Minister of Justice
- In office 1 December 2023 – 10 July 2025
- Appointed by: Transitional Sovereignty Council
- Preceded by: Mohamed Saeed al-Hilu

Personal details
- Alma mater: Cairo University; Al Neelain University; University of Juba;
- Profession: Attorney

= Muawiya Osman Muhammad Khair =

Sudan Minister of Justice

Maulana Muawiya Osman Muhammad Khair is a Sudanese lawyer and former Minister of Justice of Sudan.

== Education ==
Muawiya obtained his first degree in law at Cairo University in 1985. In 1987, he obtained certificate of Organization of the Legal Profession the University of Juba and 1995 he bagged a diploma in Public Law from the University of Nilein.

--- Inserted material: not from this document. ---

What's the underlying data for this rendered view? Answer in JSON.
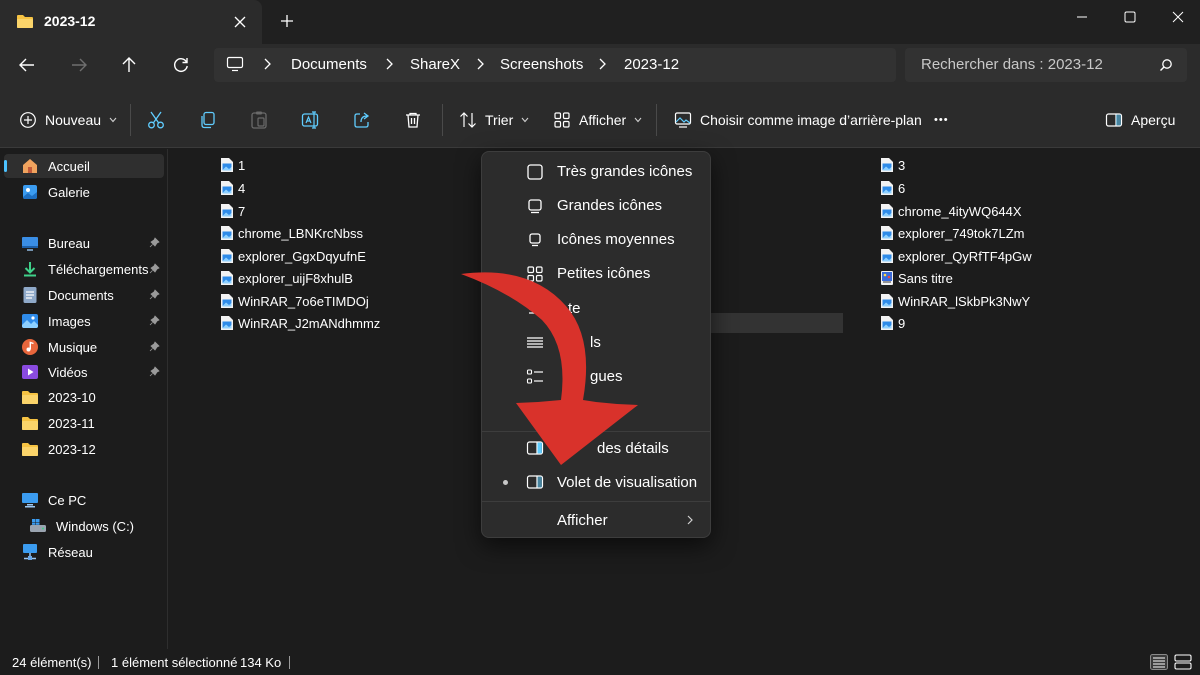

In 2006, he received his master's degree in private law and in 2012 he bagged his PhD in private law with a thesis titled Regulating Legal Rules To Attract Foreign Investments.

== Career ==
Muawiya started his career as a lawyer between 1987 and 1989. He then moved to the Ministry of Justice in the latter date where he served as the Legal Advisor to the Ministry of Commerce between 1989 and 1992, legal Advisor to the General Company for Spinning and Weaving between 1992 and 1993, public prosecutor of El Fasher between 1993 and 1994. In 1994, he was appointed as the legal advisor to the Humanitarian Aid Commission up till 1998 when he became Legal Advisor to the Land Transport Unit. In 1999, he became legal advisor to the Ministers of International Cooperation and Investment for a year before he was assigned to the ministry of industry for two years, 2000 to 2002. In 2023, he became the Minister of Justice of the Federal Republic of Sudan. In 2025, he appeared before the International Court of Justice (ICJ) on behalf of Sudan in a case brought against the United Arab Emirates (UAE), after Sudan's military government accused the UAE of backing the RSF and its allied militias, contributing to the country's civil war.